Negating Homosexuality

Sharing Andrew Sullivan’s tweet about a piece in The Stranger by a person with female genitalia who presents as a man and is outraged that gay men don’t want to have sex with this person. Transgenderism of this stripe is, as Sullivan and others have said, a negation of homosexuality and of gay rights, which is the defense of same-sex attraction and sexual intimacy—same-sex, not same-gender presentation.

5 Comments for “Negating Homosexuality”

  1. posted by Jorge on

    I don’t read the same tone either you or Andrew Sullivan read in the article, though I do find the author a little quaint. I do not think the author condones his own feelings at all, it is simply that he owns them and does not denounce them.

    “I remind her that I am a trans man and ask her if her lesbianism includes trans men. She proceeds to tell me, “It does because trans men are inherently different from cis men.” I’m curious about this framework and don’t want to assume what she means, so I ask her to expand. She explains that “cis men are inherently worse than trans men because of their bodies….// Kate is engaging in something called bioessentialism, which is the practice of assigning meaning and worth to genitalia and sex assigned at birth. ”

    The reason I’m not usually attracted to female-to-male transgender people is because outwardly they look like women–face, height, build. That’s not a turn off, it’s just not a turn on. Body parts are the turn off.

    As soon as I go home, I hop on the apps (Grindr, Scruff) and see these same men. I message a few of them, as I’ve just seen them in public, and they’ve expressed explicit sexual interest in me. None of them respond to me. Why?

    It’s not because I am not attractive—they’re attracted to me on the surface. It’s because I am trans—something I blatantly list on my dating profile. So, these men are suddenly uninterested in me because of my ~perceived~ hole and ~perceived~ lack of a dick.

    I’m old-fashioned enough to assume transgender means transsexual. I’m afraid this only proves my problem with female-to-male transgender people is something a little more unfair. And anyway, I’m assuming the above is such a repeat occurrence that the reason he gets no follow up action isn’t because he was cautious if not coy about how he says yes to one night stands (which I absolutely respect).

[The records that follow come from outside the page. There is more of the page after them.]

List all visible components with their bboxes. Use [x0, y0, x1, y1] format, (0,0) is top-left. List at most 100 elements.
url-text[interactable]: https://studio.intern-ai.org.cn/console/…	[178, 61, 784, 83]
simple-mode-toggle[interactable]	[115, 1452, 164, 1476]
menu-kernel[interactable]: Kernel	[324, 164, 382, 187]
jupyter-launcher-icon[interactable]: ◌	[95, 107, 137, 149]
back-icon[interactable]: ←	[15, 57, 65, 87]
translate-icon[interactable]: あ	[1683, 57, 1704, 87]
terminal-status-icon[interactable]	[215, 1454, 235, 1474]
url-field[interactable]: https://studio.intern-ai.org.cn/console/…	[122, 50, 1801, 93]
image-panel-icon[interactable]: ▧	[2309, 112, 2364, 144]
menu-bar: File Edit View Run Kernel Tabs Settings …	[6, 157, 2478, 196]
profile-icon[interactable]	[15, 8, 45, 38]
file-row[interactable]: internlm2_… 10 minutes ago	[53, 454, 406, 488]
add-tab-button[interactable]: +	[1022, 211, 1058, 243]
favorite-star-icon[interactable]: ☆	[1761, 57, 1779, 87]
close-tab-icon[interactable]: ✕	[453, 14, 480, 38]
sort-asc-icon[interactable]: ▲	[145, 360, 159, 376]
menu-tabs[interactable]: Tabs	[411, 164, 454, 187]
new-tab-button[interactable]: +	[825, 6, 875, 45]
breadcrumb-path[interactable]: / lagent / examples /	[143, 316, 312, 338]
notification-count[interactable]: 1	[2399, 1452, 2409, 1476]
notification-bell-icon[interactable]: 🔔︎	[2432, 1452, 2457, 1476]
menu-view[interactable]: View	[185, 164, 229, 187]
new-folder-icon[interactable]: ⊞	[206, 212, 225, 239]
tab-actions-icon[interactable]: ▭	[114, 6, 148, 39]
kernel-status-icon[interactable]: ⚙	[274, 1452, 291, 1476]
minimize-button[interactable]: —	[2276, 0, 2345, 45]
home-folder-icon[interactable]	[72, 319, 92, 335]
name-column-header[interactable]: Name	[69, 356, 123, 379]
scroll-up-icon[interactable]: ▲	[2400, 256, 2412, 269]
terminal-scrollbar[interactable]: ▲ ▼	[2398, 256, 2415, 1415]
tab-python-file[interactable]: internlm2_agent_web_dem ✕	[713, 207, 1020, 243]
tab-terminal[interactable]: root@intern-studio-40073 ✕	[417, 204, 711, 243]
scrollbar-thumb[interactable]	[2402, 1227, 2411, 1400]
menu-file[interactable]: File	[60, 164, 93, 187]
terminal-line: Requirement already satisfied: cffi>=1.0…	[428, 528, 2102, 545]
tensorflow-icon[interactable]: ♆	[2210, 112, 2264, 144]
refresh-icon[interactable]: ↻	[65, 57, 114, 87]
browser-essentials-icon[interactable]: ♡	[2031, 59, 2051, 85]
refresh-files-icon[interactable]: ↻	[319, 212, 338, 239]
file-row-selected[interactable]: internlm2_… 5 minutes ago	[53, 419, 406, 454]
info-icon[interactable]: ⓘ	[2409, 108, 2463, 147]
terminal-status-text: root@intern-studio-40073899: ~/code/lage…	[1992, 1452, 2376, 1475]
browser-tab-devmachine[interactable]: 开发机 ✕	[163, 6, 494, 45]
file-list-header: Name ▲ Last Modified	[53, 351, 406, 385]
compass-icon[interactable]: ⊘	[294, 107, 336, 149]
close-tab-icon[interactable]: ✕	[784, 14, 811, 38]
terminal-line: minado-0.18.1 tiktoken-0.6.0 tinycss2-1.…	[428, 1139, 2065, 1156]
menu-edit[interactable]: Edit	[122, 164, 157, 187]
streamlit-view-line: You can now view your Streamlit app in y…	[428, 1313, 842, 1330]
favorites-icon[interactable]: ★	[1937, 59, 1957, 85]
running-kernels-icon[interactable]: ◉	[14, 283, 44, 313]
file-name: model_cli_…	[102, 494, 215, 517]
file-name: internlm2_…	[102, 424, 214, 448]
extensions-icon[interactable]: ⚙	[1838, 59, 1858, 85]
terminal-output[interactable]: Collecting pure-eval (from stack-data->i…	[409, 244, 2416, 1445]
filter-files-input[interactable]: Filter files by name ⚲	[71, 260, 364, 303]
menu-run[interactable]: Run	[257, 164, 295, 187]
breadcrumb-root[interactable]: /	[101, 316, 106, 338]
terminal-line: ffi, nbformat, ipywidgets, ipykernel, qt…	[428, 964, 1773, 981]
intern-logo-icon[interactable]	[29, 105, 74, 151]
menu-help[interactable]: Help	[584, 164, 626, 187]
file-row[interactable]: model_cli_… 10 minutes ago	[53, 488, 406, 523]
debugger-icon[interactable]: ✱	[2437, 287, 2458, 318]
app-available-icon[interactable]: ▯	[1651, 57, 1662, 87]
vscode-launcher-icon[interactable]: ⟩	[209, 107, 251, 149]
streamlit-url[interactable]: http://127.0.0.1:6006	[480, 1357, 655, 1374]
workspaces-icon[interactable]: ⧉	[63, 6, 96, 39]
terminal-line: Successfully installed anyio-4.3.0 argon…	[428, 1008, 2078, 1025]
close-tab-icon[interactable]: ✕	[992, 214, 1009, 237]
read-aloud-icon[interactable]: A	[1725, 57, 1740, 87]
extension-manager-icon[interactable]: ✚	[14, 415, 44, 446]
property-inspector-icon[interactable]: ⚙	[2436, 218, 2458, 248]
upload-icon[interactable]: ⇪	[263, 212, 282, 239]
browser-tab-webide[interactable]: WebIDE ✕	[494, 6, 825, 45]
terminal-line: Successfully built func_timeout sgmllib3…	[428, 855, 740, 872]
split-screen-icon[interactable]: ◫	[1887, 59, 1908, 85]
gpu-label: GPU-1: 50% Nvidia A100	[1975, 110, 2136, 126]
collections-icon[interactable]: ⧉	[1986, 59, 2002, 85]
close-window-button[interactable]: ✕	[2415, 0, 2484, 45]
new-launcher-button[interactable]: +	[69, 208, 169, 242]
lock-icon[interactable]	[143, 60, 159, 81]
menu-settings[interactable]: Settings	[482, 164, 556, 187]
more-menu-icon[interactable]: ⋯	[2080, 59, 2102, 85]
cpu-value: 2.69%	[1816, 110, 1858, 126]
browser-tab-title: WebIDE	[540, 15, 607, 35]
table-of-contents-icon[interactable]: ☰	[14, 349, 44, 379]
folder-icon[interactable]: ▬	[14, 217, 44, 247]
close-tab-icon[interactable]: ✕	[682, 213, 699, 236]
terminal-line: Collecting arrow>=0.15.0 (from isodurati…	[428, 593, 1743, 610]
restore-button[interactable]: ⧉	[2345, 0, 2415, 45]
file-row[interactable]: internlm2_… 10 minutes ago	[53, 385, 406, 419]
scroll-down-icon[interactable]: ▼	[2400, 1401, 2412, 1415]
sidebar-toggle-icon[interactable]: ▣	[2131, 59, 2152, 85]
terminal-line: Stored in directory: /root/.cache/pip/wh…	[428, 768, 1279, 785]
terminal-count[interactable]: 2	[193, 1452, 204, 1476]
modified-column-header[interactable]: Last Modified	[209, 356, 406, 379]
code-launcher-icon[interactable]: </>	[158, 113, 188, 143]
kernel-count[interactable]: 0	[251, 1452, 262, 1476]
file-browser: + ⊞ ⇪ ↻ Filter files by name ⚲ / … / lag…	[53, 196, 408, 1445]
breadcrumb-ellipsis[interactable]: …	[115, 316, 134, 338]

    People of every type of presentation who get around have heaps and heaps of complaints and BS to throw around about people they’ve dated or hit on or who have hit on them, 95% of which is quite gendered. The griping sessions serve some kind of useful purpose in influencing the world to be a little more normal and less irritating. We’re better off with one more dumb idiot than without.

  2. posted by Kosh III on

    “outwardly they look like women–face, height, build. That’s not a turn off, it’s just not a turn on. Body parts are the turn off.”

    for many, looking like a woman IS a turn off. The vast majority of gay men want a MAN.

    FWIW Sullivan has lost whatever credibility he once had.

    • posted by Jorge on

      for many, looking like a woman IS a turn off.

      Men! “Always in season.”

      Oh, I’m sorry, was that too homophobic for the horny homocons?

  3. posted by Tom Jefferson on

    “We are told that the homophobia we see coming from the trans rights movement is just a small minority in online spaces only. Yet here is an article from a well known publication where the author says “Cis queer people have a problem with genitals.”

    I do not think that an opinion piece in one magazine equals widespread homophobia/biphobia within the transgender community. Couldn’t it simply be an opinion piece by someone more angry/radical then say, most transsexual and hermathidte people (at least, the ones that I know)?

  4. posted by Tom Jefferson on

    “Some of you assume I’m making this stuff up. He even calls gay men “cis fags”. They’re super sensitive until they aren’t.”

    Secondly, who exactly does Sullivan refer to with the “they’re”? Is he really suggesting that this one opinion piece (in a publication that none of my transsexual friends read) speaks for all or most transgender people?